14. The Grounds of Appeal seek to rely on that paragraph in isolation. It has to be remembered that the headnote goes on to state:
"viii. However, as a result of the introduction of the new Rules, consideration by judges of Article 8 outside the Rules must be informed by the greater specificity which they give to the importance the Secretary of State attaches to the public interest."
In this case the judge concluded that there was no reason why the Appellants' family life could not continue in Nigeria and of course the second and first Appellant would be required to leave together. MF (Nigeria) was effectively followed in Kabia (MF: para 298 - "exceptional circumstances") [2013] UKUT 00569 (IAC) in which it was said that exceptionality is a likely characteristic of a claim that properly succeeds rather than a legal test to be met. In this context, "exceptional" means circumstances in which deportation would result in unjustifiably harsh consequences for the individual or their family such that a deportation would not be proportionate. It does not appear to be argued anywhere that that threshold could be reached.
15. The hearing of the appeal before the First-tier Tribunal took place on 20th August 2014. From 28th July 2014 Section 19 of the Immigration Act 2014 came into force.
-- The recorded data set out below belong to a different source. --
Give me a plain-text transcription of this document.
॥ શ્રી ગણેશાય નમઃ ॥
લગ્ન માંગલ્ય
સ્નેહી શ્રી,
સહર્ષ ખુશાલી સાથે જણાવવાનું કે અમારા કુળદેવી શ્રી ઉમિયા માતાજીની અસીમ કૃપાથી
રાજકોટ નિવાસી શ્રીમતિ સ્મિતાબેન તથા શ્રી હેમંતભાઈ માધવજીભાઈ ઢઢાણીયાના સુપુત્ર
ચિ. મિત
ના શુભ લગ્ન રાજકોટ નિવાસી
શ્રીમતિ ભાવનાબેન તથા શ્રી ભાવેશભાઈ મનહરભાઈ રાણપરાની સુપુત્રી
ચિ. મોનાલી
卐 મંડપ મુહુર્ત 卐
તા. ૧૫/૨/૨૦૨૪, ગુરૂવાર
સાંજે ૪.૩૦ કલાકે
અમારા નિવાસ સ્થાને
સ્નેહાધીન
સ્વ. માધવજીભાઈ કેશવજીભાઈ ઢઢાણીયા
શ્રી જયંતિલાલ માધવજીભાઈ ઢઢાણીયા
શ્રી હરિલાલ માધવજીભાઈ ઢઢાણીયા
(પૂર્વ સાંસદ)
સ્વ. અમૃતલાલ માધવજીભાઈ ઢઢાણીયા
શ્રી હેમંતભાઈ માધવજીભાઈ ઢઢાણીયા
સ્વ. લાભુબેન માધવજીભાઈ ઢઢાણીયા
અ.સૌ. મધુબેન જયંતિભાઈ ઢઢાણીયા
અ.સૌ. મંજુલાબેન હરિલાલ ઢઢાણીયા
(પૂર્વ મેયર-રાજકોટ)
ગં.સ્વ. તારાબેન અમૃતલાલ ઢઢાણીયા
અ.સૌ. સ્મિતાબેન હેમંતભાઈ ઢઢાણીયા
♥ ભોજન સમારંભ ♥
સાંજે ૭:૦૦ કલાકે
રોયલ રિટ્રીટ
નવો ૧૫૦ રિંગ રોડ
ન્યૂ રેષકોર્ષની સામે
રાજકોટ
That amended the Nationality, Immigration and Asylum Act 2002 by introducing a new Part 5A which contains Sections 117A, B, C and D. These provisions apply to all appeals heard on or after 28th July 2014 irrespective of when the application or immigration decision was made. Whilst there is no specific reference to the statute in the First-tier Tribunal Judge's determination paragraph 117B sets out the public considerations applicable in all cases and in Haleemudeen v Secretary of State for the Home Department [2014] EWCA Civ in considering MF (Nigeria) it was noted that the Immigration Rules are a complete code and that where the Article 8 element of the Immigration Rules is not met (as is the case here) refusal would normally be appropriate, "but that leave can be granted where exceptional circumstances in the sense of 'unjustifiably harsh consequences' for the individual, would result".
16. Whilst the authoritative case law has consequently not been referred to by the First-tier Tribunal Judge he has effectively carried out an appropriate analysis and in such circumstances I am satisfied that the judge has thoroughly looked at this matter and made an assessment which he was entitled to and that his decision discloses no material error of law. In such circumstances the appeal of both the first and second Appellants are dismissed and the decision of the First-tier Tribunal Judge is maintained.
Notice of Decision
The decision of the First-tier Tribunal discloses no material error of law and the appeal is dismissed and the decision of the First-tier Tribunal Judge is maintained.
No anonymity order is made.



Signed Date 16th March 2015

Deputy Upper Tribunal Judge D N Harris




TO THE RESPONDENT
FEE AWARD

I have dismissed the appeal and therefore there can be no fee award.